Esse episódio reforçou a percepção de que apesar da mudança nas regras para obter a CNH 2026, ainda podem haver inconsistências na aplicação prática do novo sistema. Até o momento, o Detran não se manifestou oficialmente sobre o caso específico.
As alterações no processo de habilitação entraram em vigor recentemente e trouxeram mudanças significativas no processo de obtenção da CNH 2026.
Entre elas está o fim da obrigatoriedade das aulas feitas em autoescola, permitindo que o candidato escolha como se preparar, inclusive com instrutor autônomo credenciado ou veículo próprio.
Outra mudança importante foi a redução da carga mínima das aulas práticas, que passaram a ser de apenas duas horas antes da realização do exame.
No novo modelo, a prova prática da CNH deixou de ter etapas eliminatórias fixas, como por exemplo, o exame de baliza e também rampa que eram obrigatórios e eliminatórios. Agora, o candidato é avaliado ao longo do percurso maus próximo da condução real no trânsito.
As falhas cometidas durante o trajeto geram penalidades somadas conforme a gravidade da infração. Ao atingir 10 pontos, o candidato é reprovado automaticamente. As infrações gravíssimas também continuam levando à eliminação imediata.
A proposta do novo sistema é reduzir reprovações automática por erros pontuais e avaliar a capacidade de direção de forma mais ampla, considerando situações do dia a dia.
Apesar de a prova prática da CNH em 2026 estar mais tolerante com falhas leves, algumas condutas continuam sendo consideradas eliminatórias imediatas, por representarem risco real à segurança no trânsito. Veja quais são:
Ignorar a sinalização continua sendo o principal motivo de reprovação. Avançar o “PARE” sem imobilizar completamente o veículo ou atravessar o semáforo fechado demonstra risco direto de colisão e resulta em eliminação imediata.
Encostar levemente no meio-fio agora gera apenas perda de ponto. Porém, subir com a roda na calçada ou atingir o cordão com impacto forte durante manobras de estacionamento encerra o exame na hora, por colocar pedestres em risco.
Qualquer batida ou contato físico com veículos estacionados, postes, lixeiras ou outros obstáculos resulta em reprovação automática. Com o fim dos cones, o examinador avalia principalmente a capacidade de manter distância segura.

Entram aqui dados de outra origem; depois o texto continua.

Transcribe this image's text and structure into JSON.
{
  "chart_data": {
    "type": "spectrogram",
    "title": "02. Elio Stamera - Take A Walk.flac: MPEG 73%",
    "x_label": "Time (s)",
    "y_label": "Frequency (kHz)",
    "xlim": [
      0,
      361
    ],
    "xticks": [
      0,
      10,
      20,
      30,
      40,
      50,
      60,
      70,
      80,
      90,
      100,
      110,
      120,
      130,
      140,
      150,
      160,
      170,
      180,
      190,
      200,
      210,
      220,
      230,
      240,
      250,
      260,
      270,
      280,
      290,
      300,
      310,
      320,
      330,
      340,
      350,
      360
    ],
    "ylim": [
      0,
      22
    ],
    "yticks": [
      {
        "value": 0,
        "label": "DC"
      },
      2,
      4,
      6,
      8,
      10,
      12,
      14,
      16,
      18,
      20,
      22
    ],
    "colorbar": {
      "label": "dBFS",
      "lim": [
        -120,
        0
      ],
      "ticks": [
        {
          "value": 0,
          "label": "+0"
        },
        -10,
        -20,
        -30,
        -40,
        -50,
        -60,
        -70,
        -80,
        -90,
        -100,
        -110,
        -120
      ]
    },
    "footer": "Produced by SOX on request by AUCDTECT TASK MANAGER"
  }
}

Deixar de parar para pedestres na faixa ou não respeitar ciclistas durante o trajeto é falha eliminatória. A prova de 2026 reforça a convivência no trânsito e a proteção dos usuários mais vulneráveis.
Invadir a faixa contrária, mesmo que por nervosismo em conversões ou desvios, é considerado erro gravíssimo. Circular na contramão, fora das situações legalmente permitidas, compromete a segurança viária e reprova o candidato imediatamente.
O relato da candidata evidencia que o novo modelo para tirar a CNH 2026, instituído pelo governo, ainda passa por um período de adaptação. Embora no papel a regra seja clara, situações levantam dúvidas sobre a padronização, treinamento de examinadores e também o registro correto das notas.
Enquanto isso, especialistas recomendam que candidatos que se sintam prejudicados solicitem o espelho da prova e avaliem a possibilidade de entrar com recurso administrativo dentro do prazo previsto.
O caso de Maria Carolina reacendeu o debate sobre transparência e fiscalização na aplicação das novas regras da CNH 2026, que prometem modernizar o processo, mas ainda enfrentam questionamentos na prática.